ICMBio quer que barragem de Botuverá seja construída em outro local

Defesa Civil estadual, por outro lado, afirma que a obra não terá sua localização alterada

ICMBio quer que barragem de Botuverá seja construída em outro local

Defesa Civil estadual, por outro lado, afirma que a obra não terá sua localização alterada

Na quarta-feira, 31, foi realizada em Guabiruba a reunião do Conselho Gestor do Parque Nacional da Serra do Itajaí. O encontro ocorre a cada três meses em um dos nove municípios que compõe a unidade de conservação – Botuverá, Guabiruba, Blumenau, Indaial, Gaspar, Apiúna, Ascurra, Presidente Nereu e Vidal Ramos – e tem como objetivo discutir as ações do parque.

Na reunião realizada na quarta-feira, 31, um dos assuntos abordados foi a construção da Barragem de Botuverá. De acordo com o Instituto Chico Mendes de Conservação da Biodiversidade (ICMBio), que realiza a gestão do parque, os conselheiros aprovaram uma moção para que seja inserida no processo de autorização do ICMBio uma outra alternativa de localização para a barragem para que o empreendimento não afete o parque nacional.

O secretário de Estado da Defesa Civil, Rodrigo Moratelli, ficou sabendo da reunião do conselho do parque pelo Município Dia a Dia. De acordo com ele, em hipótese alguma a localização da barragem será alterada. “Não vamos alterar o local. Isso foi discutido muito na fase de projetos e optamos por esta localização justamente porque é a área que trará menor impacto ambiental e socioeconômico”, diz.

Segundo o instituto, o local escolhido para a construção da barragem – no bairro Areia Baixa, distante 17 quilômetros do Centro – é inviável devido aos graves impactos ambientais relacionados, principalmente, ao risco de deslizamentos de encostas.

Sem deslizamentos

Moratelli, no entanto, discorda. Para ele, os riscos de deslizamentos de encostas não existem. “Aquela área tem terreno bem acidentado. Esse reservatório só receberá água em período de cheia. Eles não podem fazer uma analogia com um reservatório de hidrelétrica ou de uma barragem para fornecimento de água.
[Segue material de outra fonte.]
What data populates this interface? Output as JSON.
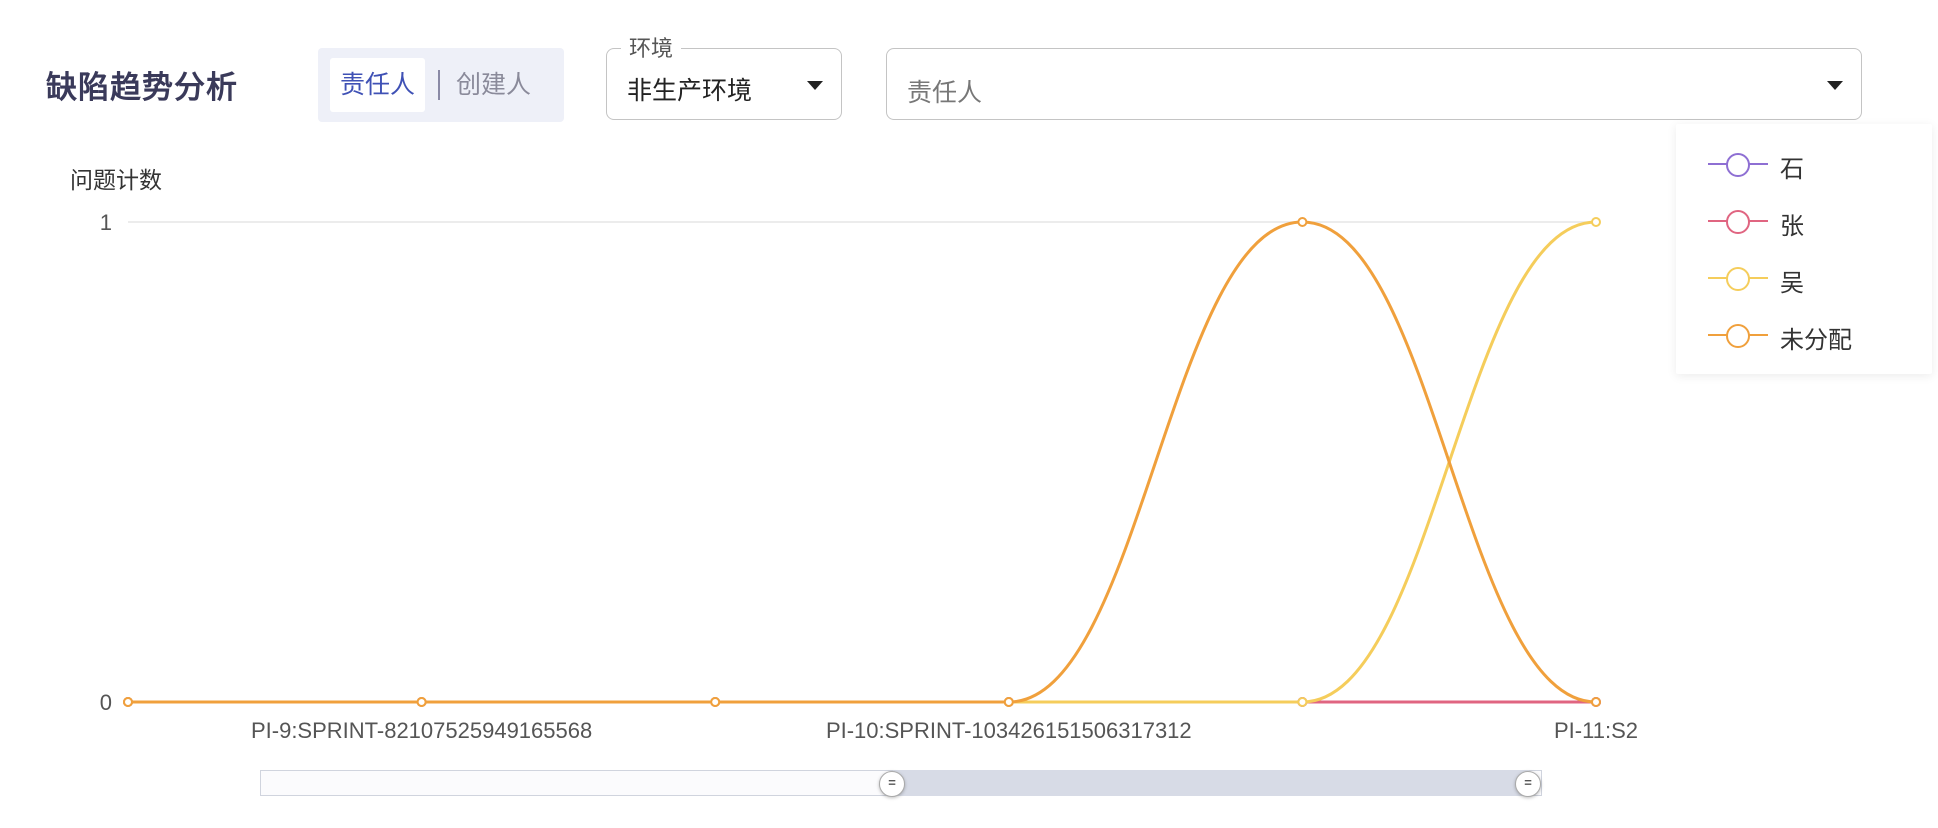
{
  "page": {
    "title": "缺陷趋势分析"
  },
  "toggle": {
    "options": [
      "责任人",
      "创建人"
    ],
    "active_index": 0
  },
  "filters": {
    "environment": {
      "label": "环境",
      "value": "非生产环境"
    },
    "owner": {
      "placeholder": "责任人"
    }
  },
  "slider": {
    "handle_glyph": "=",
    "range_start": 0.5,
    "range_end": 1.0
  },
  "chart_data": {
    "type": "line",
    "ylabel": "问题计数",
    "ylim": [
      0,
      1
    ],
    "yticks": [
      0,
      1
    ],
    "categories": [
      "PI-9:SPRINT-82107525949165568",
      "",
      "",
      "PI-10:SPRINT-103426151506317312",
      "",
      "PI-11:S2"
    ],
    "tick_labels_shown": [
      "PI-9:SPRINT-82107525949165568",
      "PI-10:SPRINT-103426151506317312",
      "PI-11:S2"
    ],
    "legend_position": "right",
    "series": [
      {
        "name": "石",
        "color": "#8e6fd3",
        "values": [
          0,
          0,
          0,
          0,
          0,
          0
        ]
      },
      {
        "name": "张",
        "color": "#e06581",
        "values": [
          0,
          0,
          0,
          0,
          0,
          0
        ]
      },
      {
        "name": "吴",
        "color": "#f5cd5b",
        "values": [
          0,
          0,
          0,
          0,
          0,
          1
        ]
      },
      {
        "name": "未分配",
        "color": "#f0a03c",
        "values": [
          0,
          0,
          0,
          0,
          1,
          0
        ]
      }
    ]
  }
}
Não haverá problema de deslizamento de terra. Isso é um artifício criado para poder embasar a discussão deles”, afirma.

Há um ano e meio, a Defesa Civil estadual vem tentando conseguir o licenciamento ambiental para dar início a obra, sem sucesso. Como a barragem afeta dois hectares da unidade de conservação, é o ICMBio que precisa dar esta autorização. Hoje, o projeto está na Coordenação de Análises de Impacto Ambiental do ICMBIo, em Brasília. É essa comissão que definirá se o órgão autorizará a construção do empreendimento no local e, consequentemente, concederá o licenciamento ambiental, ou não.

Desafetação de área está acertada com a Presidência da República

Desde o início, uma das principais justificativas para o órgão ambiental barrar o licenciamento da barragem é porque durante o período de cheias, dois hectares que ficam dentro do Parque Nacional seriam alagados.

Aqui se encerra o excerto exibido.